A growing role for Sovereign Wealth Funds
The financial crisis and ongoing shift of economic power from west to east is changing the environment for sovereign-wealth funds (SWFs), the government-run investment vehicles that manage state-owned assets. At the same time, the world is seeing ever more of what I called in 2007 “the rise of state capitalism.” In the five years since I used that term in the Financial Times, the role of the state in global economic and financial policy has clearly deepened. This has implications for SWFs, which are both contributors to and products of this global rebalancing.
Since 2007, the assets controlled by SWFs have risen from around $2.2 trillion to more than $5 trillion, with the major funds coming from the same “super seven” players: Abu Dhabi (United Arab Emirates), Norway, China, Kuwait, Russia, and two funds from Singapore. In addition, recent years have seen Qatar’s fund grow significantly in size; it crossed the $100 billion threshold in 2011.
Before the financial crisis, there was increasing suspicion of SWFs. They were seen as opaque and as being driven more by strategic than commercial needs. As a result, there was growing unease in the West about how these massive pools of capital might be deployed, and also about the potential risks that might follow from greater foreign-state influence on important national assets. One example was the outcry over the attempt by China’s CNOOC to buy a stake in a US oil firm, Unocal.

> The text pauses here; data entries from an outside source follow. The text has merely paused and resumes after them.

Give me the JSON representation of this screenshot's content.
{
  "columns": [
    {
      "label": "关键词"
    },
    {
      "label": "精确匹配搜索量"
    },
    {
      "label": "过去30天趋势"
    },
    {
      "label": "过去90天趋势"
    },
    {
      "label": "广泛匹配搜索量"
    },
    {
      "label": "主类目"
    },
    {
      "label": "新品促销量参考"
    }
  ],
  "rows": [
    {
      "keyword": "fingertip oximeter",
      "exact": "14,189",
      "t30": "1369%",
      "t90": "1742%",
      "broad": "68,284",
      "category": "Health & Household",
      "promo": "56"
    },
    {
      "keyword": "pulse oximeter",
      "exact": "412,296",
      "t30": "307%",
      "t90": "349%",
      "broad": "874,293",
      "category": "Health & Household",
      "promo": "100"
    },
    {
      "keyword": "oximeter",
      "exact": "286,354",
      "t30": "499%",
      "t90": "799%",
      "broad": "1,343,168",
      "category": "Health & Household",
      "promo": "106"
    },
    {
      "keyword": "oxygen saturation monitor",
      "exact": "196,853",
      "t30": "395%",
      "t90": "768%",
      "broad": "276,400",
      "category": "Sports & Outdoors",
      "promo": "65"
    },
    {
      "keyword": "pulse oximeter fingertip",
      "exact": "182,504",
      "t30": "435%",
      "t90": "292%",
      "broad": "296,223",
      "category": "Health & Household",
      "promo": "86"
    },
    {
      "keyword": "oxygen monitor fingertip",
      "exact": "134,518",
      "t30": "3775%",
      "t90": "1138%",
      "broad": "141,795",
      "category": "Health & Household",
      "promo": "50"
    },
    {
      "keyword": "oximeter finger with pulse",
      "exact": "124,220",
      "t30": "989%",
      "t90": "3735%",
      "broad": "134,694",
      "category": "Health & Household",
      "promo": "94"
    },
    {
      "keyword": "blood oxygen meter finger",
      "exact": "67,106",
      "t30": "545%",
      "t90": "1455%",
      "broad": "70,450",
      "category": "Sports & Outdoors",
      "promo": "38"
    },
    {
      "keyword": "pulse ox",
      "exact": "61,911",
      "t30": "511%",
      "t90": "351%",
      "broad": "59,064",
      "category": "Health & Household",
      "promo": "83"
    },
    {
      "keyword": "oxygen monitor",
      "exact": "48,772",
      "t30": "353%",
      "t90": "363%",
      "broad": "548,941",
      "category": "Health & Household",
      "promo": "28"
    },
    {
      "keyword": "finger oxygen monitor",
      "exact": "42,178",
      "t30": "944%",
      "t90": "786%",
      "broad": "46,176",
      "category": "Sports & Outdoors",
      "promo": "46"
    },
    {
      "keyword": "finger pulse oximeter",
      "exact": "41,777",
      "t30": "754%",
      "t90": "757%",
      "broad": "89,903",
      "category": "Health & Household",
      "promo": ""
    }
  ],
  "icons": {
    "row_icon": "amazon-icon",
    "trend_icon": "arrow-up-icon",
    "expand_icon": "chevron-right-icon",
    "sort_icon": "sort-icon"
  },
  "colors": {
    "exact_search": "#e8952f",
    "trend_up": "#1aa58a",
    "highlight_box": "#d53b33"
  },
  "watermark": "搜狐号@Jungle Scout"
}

Then the financial crisis hit, bringing about a shift in the world’s thinking regarding sovereign funds. It led to them being seen in a more favorable light. SWFs provided a much-needed source of finance during the crisis, as a number of them injected money into Western financial firms.
At the same time, the funds worked with governments and international organizations to establish new principles on transparency, which have guided their conduct since 2008.
These voluntary guidelines, known as the Santiago Principles, sought to address worries over their transparency and accountability, aiming to differentiate SWFs from state-owned enterprises. Add in the relative scarcity of long-term investment capital in the West, and recipient nations are now more welcoming of foreign sovereign money.
The financial crisis also strengthened the arguments in favor of states playing a strong role in the economy. In the West, governments have bailed out banks, while globally the free-market “Washington consensus” has lost out to the rising momentum of the state-influenced “Beijing consensus.”
Since the crisis, SWFs have also become an increasingly important factor in economic development in emerging markets. SWFs are not donors; they are asset managers whose role is to seek strong and stable financial returns. And yet, global currents have led them to diversify away from the dollar, without necessarily selling the dollar assets. They are placing a rising proportion of new reserves in other currencies by investing in emerging-market assets.
One place they have put their money is in infrastructure. The long-term investment horizon of SWFs makes them ideal financiers of large infrastructure projects. Asia, for instance, needs $8 trillion over the next ten years to finance infrastructure projects. No surprise, then, that Asia, along with Africa and Latin America, has been a key destination for sovereign funds in recent years—an important dimension of ever-expanding “south-south” trade and investment. A number of sovereign funds, including those from China and the Middle East, are also allocating more funds to domestic infrastructure. Such investments are strategically beneficial for their own countries and commercially attractive for themselves, given the low risk and stable returns. In short, SWFs are extending the reach of state capitalism, with the funds playing the role of development-finance institutions.
This shift is already visible. In 2010, about 14 percent of all SWF investments were in infrastructure, according to the Sovereign Wealth Fund Institute, and that figure has probably risen since.
Preqin, a London-based research group, estimates that 56 percent of SWFs are investing in infrastructure, up 16 percent over 2011, with Abu Dhabi alone allocating more than $30 billion to this asset class. In addition, in 2012, both Angola and Nigeria created SWFs ($5 billion and $1 billion, respectively) in which to place some of their oil revenues, with the specific goal of investing a large portion in infrastructure. These funds have ambitions that go beyond immediate returns; instead, they seek to create the conditions for long-term sustainable economic growth. You could call them sovereign development funds.
Established SWFs are also investing more in infrastructure; the financial crisis has made liquidity less of a priority and long-term returns more appealing. Singapore’s Temasek, for example, established Singbridge in 2009 to develop sustainable Asian infrastructure, including stakes in the Tianjin Eco-City and Sino-Singapore Guangzhou Knowledge City. Temasek is also investing in power projects in India and Vietnam. Malaysia’s SWF has created a special-purpose vehicle to work with the Indian government in financing highway construction. There have also been major investments in the developed world; Britain’s chancellor, George Osborne, has even gone to China to encourage it to invest in UK infrastructure projects, and Abu Dhabi’s fund has bought a major British water company.
SWFs are likely to continue to grow, even though their reputations are mixed and the questions about their strategic intentions and opaque governance remain. But the critics need to recognize that SWFs are also a new and important element in innovative finance that is, quite literally, bringing power (and water and roads) to the people.